Des services secrets d’États étrangers peuvent-ils, au nez et à la barbe des services de sécurité français, venir tuer des opposants politiques jusque dans leur chambre à coucher ? La question se pose avec insistance depuis qu’un blogueur critique du pouvoir azerbaïdjanais, Vidadi Isgandarli, a été retrouvé à son domicile de Mulhouse (Haut-Rhin), dimanche 29 septembre, le corps lardé d’une quinzaine de coups de couteau. Le sexagénaire est décédé des suites de ses blessures deux jours plus tard. (...)
Vidadi Isgandarli, un ancien procureur, était installé en France depuis 2017 après avoir fui l’Azerbaïdjan et s’être, dans un premier temps, réfugié en Géorgie. Il publiait régulièrement des vidéos dans lesquelles il prenait la parole, face caméra, afin de dénoncer « le régime dictatorial » d’Ilham Aliyev, à la tête de cet État du Caucase depuis 2003. Le militant, dont le compte YouTube compte près de 50 000 abonné·es, était une figure bien connue dans son pays d’origine. (...)
Certains, au sein de l’opposition azerbaïdjanaise, regrettaient le ton d’Isgandarli, qui selon eux desservaient leur cause : sur les réseaux sociaux, il lui arrivait d’insulter vertement ses adversaires politiques. « Il faut se rendre compte de la pression psychologique. Les menaces, les intimidations… Moi aussi, à un moment, j’ai presque perdu la tête », le défend pudiquement Mahammad Mirzali, qui a lui-même échappé à plusieurs tentatives d’assassinat.
Menaces sur les opposants (...)
Ce que l’on en sait pour le moment vient des témoignages de ses voisins, alertés par les cris, et de son frère, qu’il a réussi à appeler pour lui demander de l’aide. Selon ces premiers éléments, trois hommes cagoulés se seraient introduits chez Vidadi Isgandarli vers 6 heures du matin, avant de l’attaquer à l’arme blanche. L’opposant aurait tenté de se défendre, et ses agresseurs auraient fini par prendre la fuite après que les cris eurent alerté le voisinage.
Son corps est en train d’être autopsié, indique à Mediapart une source judiciaire – en tout, les différents examens devraient prendre une semaine. Une enquête de flagrance pour meurtre a été ouverte.

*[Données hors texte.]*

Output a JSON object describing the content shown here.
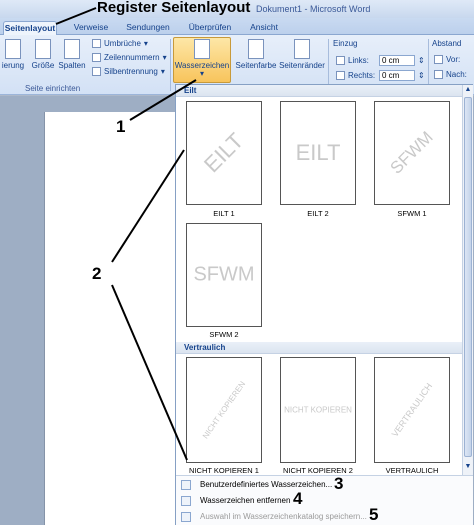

S’il est évidemment trop tôt pour l’établir avec certitude, la piste de l’assassinat politique est une hypothèse sérieuse.
Dans les semaines avant qu’il soit poignardé, Vidadi Isgandarli avait été nommément et longuement menacé par un média public azerbaïdjanais, le journal Iki Sahil, fondé par la compagnie pétrolière nationale (la Socar) et qui s’est donné pour tâche d’être « à l’avant-garde de la promotion des idées de Heydar Aliyev », père de l’actuel président Ilham Alyiev, qui fut lui-même chef d’État durant dix ans (de 1993 à 2003). (...)
La traque des opposants réfugiés à l’étranger figurerait, de fait, parmi les priorités des services de sécurité et de renseignement de Bakou. « L’identification, la localisation et, au besoin, l’intimidation » de ces activistes seraient coordonnées depuis la capitale azerbaïdjanaise par des cadres de la sécurité de l’État (DTX) et du renseignement extérieur (XKX), détaillait en mars 2024 la publication spécialisée Intelligence Online, à la suite d’enquêtes de la DGSI française sur le sujet. (...)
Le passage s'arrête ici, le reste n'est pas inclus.